Google and Microsoft disclosed yet another CPU vulnerability that uses similar methods like the first three variants of Spectre and Meltdown attacks.
First revealed in January, the Spectre and Meltdown vulnerabilities allowed attackers to read the system memory in CPUs including the ones from Intel, AMD, and ARM. There were three variants of these attacks— Variant 1, Variant 2, and Variant 3.
The new vulnerability discovered by Google Project Zero (GPZ) and Microsoft Security Response Center (MSRC) is the Variant 4, known as the Speculative Store Bypass (CVE-2018-3639).
According to Intel, the Variant 4 uses speculative execution to expose the data to an attacker with local user access through a side channel. Simply, it allows the attackers to access a computer through a logic problem in the central processing unit.

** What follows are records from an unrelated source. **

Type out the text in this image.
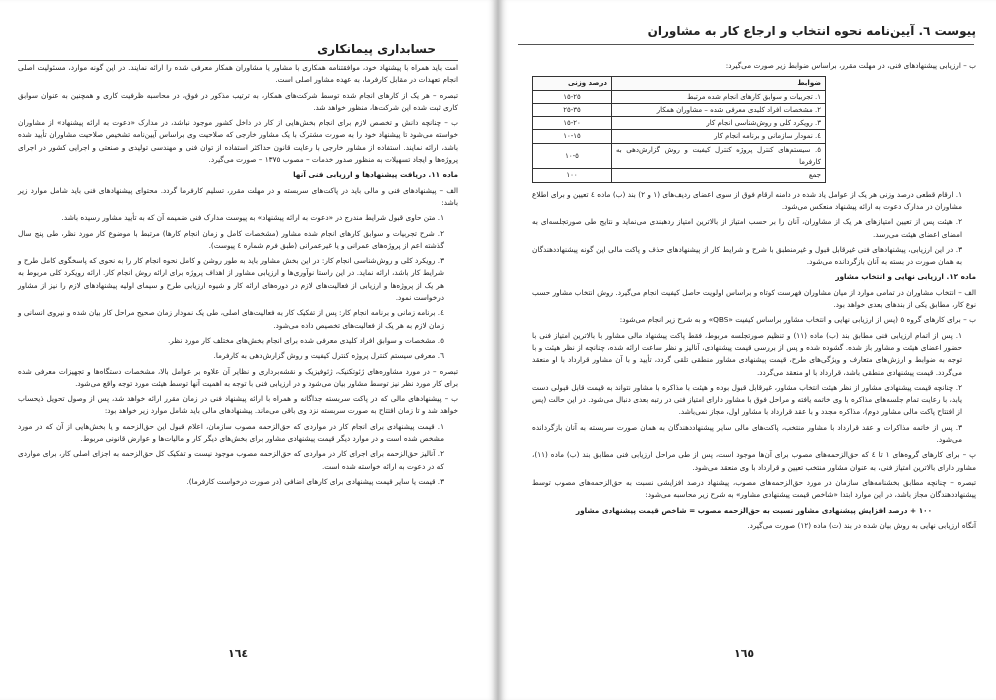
حسابداری پیمانکاری

امت باید همراه با پیشنهاد خود، موافقتنامه همکاری با مشاور یا مشاوران همکار معرفی شده را ارائه نمایند. در این گونه موارد، مسئولیت اصلی انجام تعهدات در مقابل کارفرما، به عهده مشاور اصلی است.

تبصره – هر یک از کارهای انجام شده توسط شرکت‌های همکار، به ترتیب مذکور در فوق، در محاسبه ظرفیت کاری و همچنین به عنوان سوابق کاری ثبت شده این شرکت‌ها، منظور خواهد شد.

ب – چنانچه دانش و تخصص لازم برای انجام بخش‌هایی از کار در داخل کشور موجود نباشد، در مدارک «دعوت به ارائه پیشنهاد» از مشاوران خواسته می‌شود تا پیشنهاد خود را به صورت مشترک با یک مشاور خارجی که صلاحیت وی براساس آیین‌نامه تشخیص صلاحیت مشاوران تأیید شده باشد، ارائه نمایند. استفاده از مشاور خارجی با رعایت قانون حداکثر استفاده از توان فنی و مهندسی تولیدی و صنعتی و اجرایی کشور در اجرای پروژه‌ها و ایجاد تسهیلات به منظور صدور خدمات – مصوب ١٣٧٥ – صورت می‌گیرد.

ماده ١١. دریافت پیشنهادها و ارزیابی فنی آنها

الف – پیشنهادهای فنی و مالی باید در پاکت‌های سربسته و در مهلت مقرر، تسلیم کارفرما گردد. محتوای پیشنهادهای فنی باید شامل موارد زیر باشد:

١. متن حاوی قبول شرایط مندرج در «دعوت به ارائه پیشنهاد» به پیوست مدارک فنی ضمیمه آن که به تأیید مشاور رسیده باشد.

٢. شرح تجربیات و سوابق کارهای انجام شده مشاور (مشخصات کامل و زمان انجام کارها) مرتبط با موضوع کار مورد نظر، طی پنج سال گذشته اعم از پروژه‌های عمرانی و یا غیرعمرانی (طبق فرم شماره ٤ پیوست).

٣. رویکرد کلی و روش‌شناسی انجام کار: در این بخش مشاور باید به طور روشن و کامل نحوه انجام کار را به نحوی که پاسخگوی کامل طرح و شرایط کار باشد، ارائه نماید. در این راستا نوآوری‌ها و ارزیابی مشاور از اهداف پروژه برای ارائه روش انجام کار. ارائه رویکرد کلی مربوط به هر یک از پروژه‌ها و ارزیابی از فعالیت‌های لازم در دوره‌های ارائه کار و شیوه ارزیابی طرح و سیمای اولیه پیشنهادهای لازم را نیز از مشاور درخواست نمود.

٤. برنامه زمانی و برنامه انجام کار: پس از تفکیک کار به فعالیت‌های اصلی، طی یک نمودار زمان صحیح مراحل کار بیان شده و نیروی انسانی و زمان لازم به هر یک از فعالیت‌های تخصیص داده می‌شود.

٥. مشخصات و سوابق افراد کلیدی معرفی شده برای انجام بخش‌های مختلف کار مورد نظر.

٦. معرفی سیستم کنترل پروژه کنترل کیفیت و روش گزارش‌دهی به کارفرما.

تبصره – در مورد مشاوره‌های ژئوتکنیک، ژئوفیزیک و نقشه‌برداری و نظایر آن علاوه بر عوامل بالا، مشخصات دستگاه‌ها و تجهیزات معرفی شده برای کار مورد نظر نیز توسط مشاور بیان می‌شود و در ارزیابی فنی با توجه به اهمیت آنها توسط هیئت مورد توجه واقع می‌شود.

ب – پیشنهادهای مالی که در پاکت سربسته جداگانه و همراه با ارائه پیشنهاد فنی در زمان مقرر ارائه خواهد شد، پس از وصول تحویل ذیحساب خواهد شد و تا زمان افتتاح به صورت سربسته نزد وی باقی می‌ماند. پیشنهادهای مالی باید شامل موارد زیر خواهد بود:

١. قیمت پیشنهادی برای انجام کار در مواردی که حق‌الزحمه مصوب سازمان، اعلام قبول این حق‌الزحمه و یا بخش‌هایی از آن که در مورد مشخص شده است و در موارد دیگر قیمت پیشنهادی مشاور برای بخش‌های دیگر کار و مالیات‌ها و عوارض قانونی مربوط.

٢. آنالیز حق‌الزحمه برای اجرای کار در مواردی که حق‌الزحمه مصوب موجود نیست و تفکیک کل حق‌الزحمه به اجزای اصلی کار، برای مواردی که در دعوت به ارائه خواسته شده است.

٣. قیمت یا سایر قیمت پیشنهادی برای کارهای اضافی (در صورت درخواست کارفرما).

١٦٤
پیوست ٦. آیین‌نامه نحوه انتخاب و ارجاع کار به مشاوران

ب – ارزیابی پیشنهادهای فنی، در مهلت مقرر، براساس ضوابط زیر صورت می‌گیرد:

ضوابط	درصد وزنی
١. تجربیات و سوابق کارهای انجام شده مرتبط	٢٥-١٥
٢. مشخصات افراد کلیدی معرفی شده – مشاوران همکار	٣٥-٢٥
٣. رویکرد کلی و روش‌شناسی انجام کار	٢٠-١٥
٤. نمودار سازمانی و برنامه انجام کار	١٥-١٠
٥. سیستم‌های کنترل پروژه کنترل کیفیت و روش گزارش‌دهی به کارفرما	٥-١٠
جمع	١٠٠

١. ارقام قطعی درصد وزنی هر یک از عوامل یاد شده در دامنه ارقام فوق از سوی اعضای ردیف‌های (١ و ٢) بند (ب) ماده ٤ تعیین و برای اطلاع مشاوران در مدارک دعوت به ارائه پیشنهاد منعکس می‌شود.

٢. هیئت پس از تعیین امتیازهای هر یک از مشاوران، آنان را بر حسب امتیاز از بالاترین امتیاز ردهبندی می‌نماید و نتایج طی صورتجلسه‌ای به امضای اعضای هیئت می‌رسد.

٣. در این ارزیابی، پیشنهادهای فنی غیرقابل قبول و غیرمنطبق با شرح و شرایط کار از پیشنهادهای حذف و پاکت مالی این گونه پیشنهاددهندگان به همان صورت در بسته به آنان بازگردانده می‌شود.

ماده ١٢. ارزیابی نهایی و انتخاب مشاور

الف – انتخاب مشاوران در تمامی موارد از میان مشاوران فهرست کوتاه و براساس اولویت حاصل کیفیت انجام می‌گیرد. روش انتخاب مشاور حسب نوع کار، مطابق یکی از بندهای بعدی خواهد بود.

ب – برای کارهای گروه ٥ (پس از ارزیابی نهایی و انتخاب مشاور براساس کیفیت «QBS» و به شرح زیر انجام می‌شود:

١. پس از اتمام ارزیابی فنی مطابق بند (ب) ماده (١١) و تنظیم صورتجلسه مربوط، فقط پاکت پیشنهاد مالی مشاور با بالاترین امتیاز فنی با حضور اعضای هیئت و مشاور باز شده. گشوده شده و پس از بررسی قیمت پیشنهادی، آنالیز و نظر ساعت ارائه شده، چنانچه از نظر هیئت و با توجه به ضوابط و ارزش‌های متعارف و ویژگی‌های طرح، قیمت پیشنهادی مشاور منطقی تلقی گردد، تأیید و با آن مشاور قرارداد با او منعقد می‌گردد. قیمت پیشنهادی منطقی باشد، قرارداد با او منعقد می‌گردد.

٢. چنانچه قیمت پیشنهادی مشاور از نظر هیئت انتخاب مشاور، غیرقابل قبول بوده و هیئت با مذاکره با مشاور نتواند به قیمت قابل قبولی دست یابد، با رعایت تمام جلسه‌های مذاکره با وی خاتمه یافته و مراحل فوق با مشاور دارای امتیاز فنی در رتبه بعدی دنبال می‌شود. در این حالت (پس از افتتاح پاکت مالی مشاور دوم)، مذاکره مجدد و با عقد قرارداد با مشاور اول، مجاز نمی‌باشد.

٣. پس از خاتمه مذاکرات و عقد قرارداد با مشاور منتخب، پاکت‌های مالی سایر پیشنهاددهندگان به همان صورت سربسته به آنان بازگردانده می‌شود.

پ – برای کارهای گروه‌های ١ تا ٤ که حق‌الزحمه‌های مصوب برای آن‌ها موجود است، پس از طی مراحل ارزیابی فنی مطابق بند (ب) ماده (١١)، مشاور دارای بالاترین امتیاز فنی، به عنوان مشاور منتخب تعیین و قرارداد با وی منعقد می‌شود.

تبصره – چنانچه مطابق بخشنامه‌های سازمان در مورد حق‌الزحمه‌های مصوب، پیشنهاد درصد افزایشی نسبت به حق‌الزحمه‌های مصوب توسط پیشنهاددهندگان مجاز باشد، در این موارد ابتدا «شاخص قیمت پیشنهادی مشاور» به شرح زیر محاسبه می‌شود:

١٠٠ + درصد افزایش پیشنهادی مشاور نسبت به حق‌الزحمه مصوب = شاخص قیمت پیشنهادی مشاور

آنگاه ارزیابی نهایی به روش بیان شده در بند (ت) ماده (١٢) صورت می‌گیرد.

١٦٥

This vulnerability can be executed through the web browsers using the JavaScript runtimes. However, Intel said that the risk of attack is low because most of the leading browser providers like Safari, Edge, and Chrome, had deployed mitigations for Variant 1 earlier this year in their managed runtimes. The mitigations for Variant 1 are also applicable to Variant 4, and are available for customers to use.
The new vulnerability can also be used in other ways like firmware updates that can significantly affect the CPU performance. On that front, Intel, Google and Microsoft will provide additional mitigation for Variant 4, a combination of microcode and software updates.

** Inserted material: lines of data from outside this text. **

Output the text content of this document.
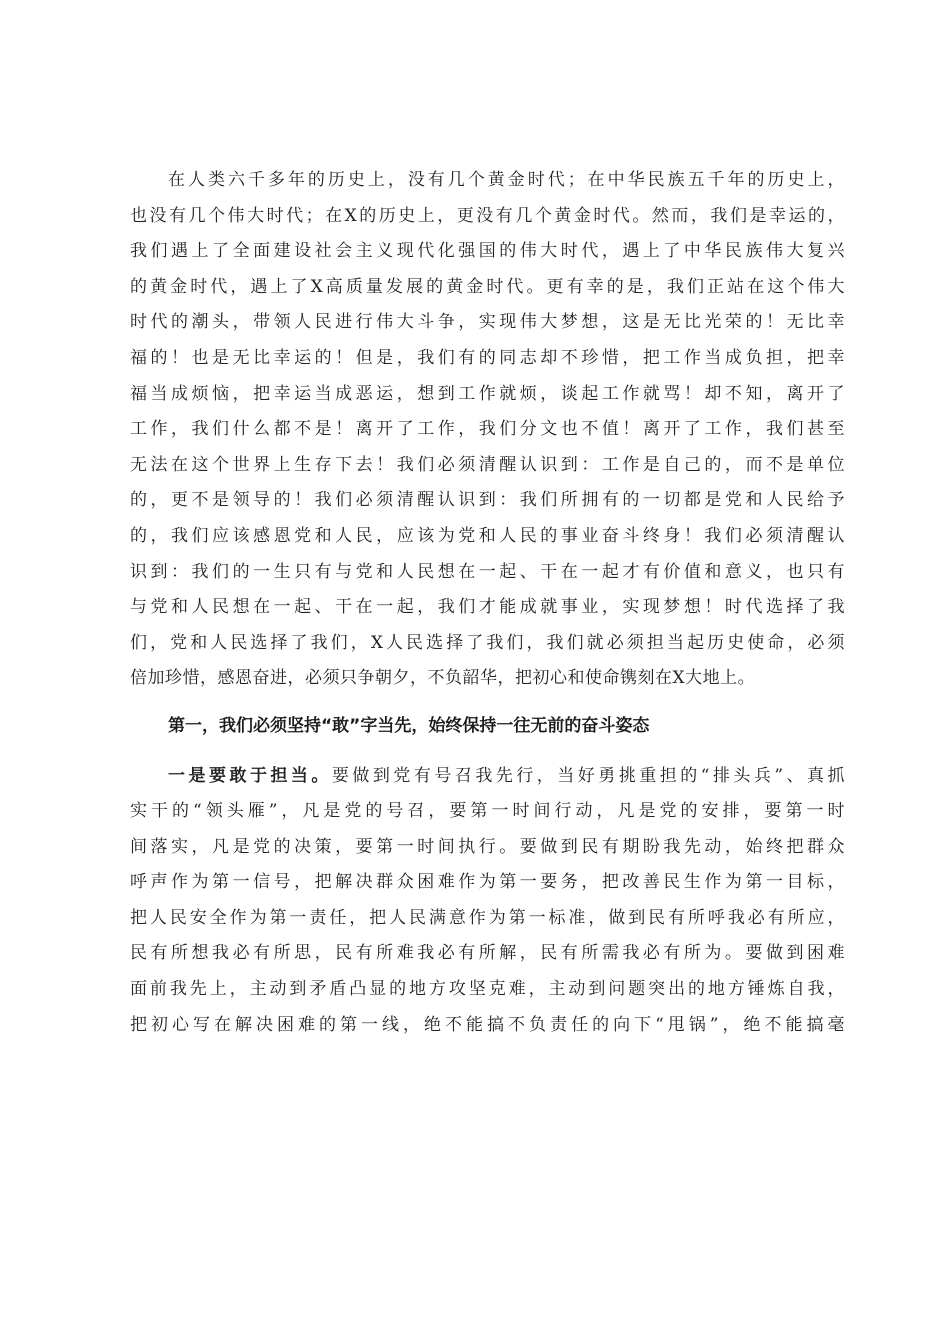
在人类六千多年的历史上，没有几个黄金时代；在中华民族五千年的历史上，
也没有几个伟大时代；在X的历史上，更没有几个黄金时代。然而，我们是幸运的，
我们遇上了全面建设社会主义现代化强国的伟大时代，遇上了中华民族伟大复兴
的黄金时代，遇上了X高质量发展的黄金时代。更有幸的是，我们正站在这个伟大
时代的潮头，带领人民进行伟大斗争，实现伟大梦想，这是无比光荣的！无比幸
福的！也是无比幸运的！但是，我们有的同志却不珍惜，把工作当成负担，把幸
福当成烦恼，把幸运当成恶运，想到工作就烦，谈起工作就骂！却不知，离开了
工作，我们什么都不是！离开了工作，我们分文也不值！离开了工作，我们甚至
无法在这个世界上生存下去！我们必须清醒认识到：工作是自己的，而不是单位
的，更不是领导的！我们必须清醒认识到：我们所拥有的一切都是党和人民给予
的，我们应该感恩党和人民，应该为党和人民的事业奋斗终身！我们必须清醒认
识到：我们的一生只有与党和人民想在一起、干在一起才有价值和意义，也只有
与党和人民想在一起、干在一起，我们才能成就事业，实现梦想！时代选择了我
们，党和人民选择了我们，X人民选择了我们，我们就必须担当起历史使命，必须
倍加珍惜，感恩奋进，必须只争朝夕，不负韶华，把初心和使命镌刻在X大地上。
第一，我们必须坚持“敢”字当先，始终保持一往无前的奋斗姿态
一是要敢于担当。要做到党有号召我先行，当好勇挑重担的“排头兵”、真抓
实干的“领头雁”，凡是党的号召，要第一时间行动，凡是党的安排，要第一时
间落实，凡是党的决策，要第一时间执行。要做到民有期盼我先动，始终把群众
呼声作为第一信号，把解决群众困难作为第一要务，把改善民生作为第一目标，
把人民安全作为第一责任，把人民满意作为第一标准，做到民有所呼我必有所应，
民有所想我必有所思，民有所难我必有所解，民有所需我必有所为。要做到困难
面前我先上，主动到矛盾凸显的地方攻坚克难，主动到问题突出的地方锤炼自我，
把初心写在解决困难的第一线，绝不能搞不负责任的向下“甩锅”，绝不能搞毫
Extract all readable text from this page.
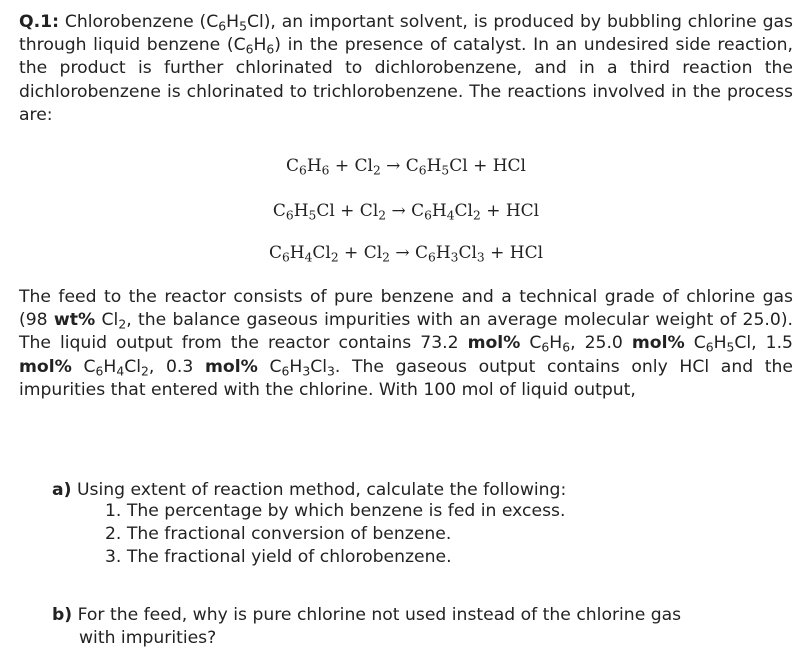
Q.1: Chlorobenzene $(C_6H_5Cl)$, an important solvent, is produced by bubbling chlorine gas through liquid benzene $(C_6H_6)$ in the presence of catalyst. In an undesired side reaction, the product is further chlorinated to dichlorobenzene, and in a third reaction the dichlorobenzene is chlorinated to trichlorobenzene. The reactions involved in the process are:

$C_6H_6 + Cl_2 \to C_6H_5Cl$ + HCl
$C_6H_5Cl + Cl_2 \to C_6H_4Cl_2$ + HCl
$C_6H_4Cl_2 + Cl_2 \to C_6H_3Cl_3$ + HCl

The feed to the reactor consists of pure benzene and a technical grade of chlorine gas (98 wt% $Cl_2$, the balance gaseous impurities with an average molecular weight of 25.0). The liquid output from the reactor contains 73.2 mol% $C_6H_6$, 25.0 mol% $C_6H_5Cl$, 1.5 mol% $C_6H_4Cl_2$, 0.3 mol% $C_6H_3Cl_3$. The gaseous output contains only HCl and the impurities that entered with the chlorine. With 100 mol of liquid output,

a) Using extent of reaction method, calculate the following:
1. The percentage by which benzene is fed in excess.
2. The fractional conversion of benzene.
3. The fractional yield of chlorobenzene.
b) For the feed, why is pure chlorine not used instead of the chlorine gas
with impurities?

“We’ve already delivered the microcode update for Variant 4 in beta form to OEM system manufacturers and system software vendors, and we expect it will be released into production BIOS and software updates over the coming weeks,” wrote Leslie Culbertson, executive vice president and general manager of product assurance and security at Intel, in a blog post.
The mitigations will be set to off by default, and users will have option to enable it. When enabled, it can impact the CPU performance by 2 to 8 percent, noted Intel. There will be no impact on performance when disabled.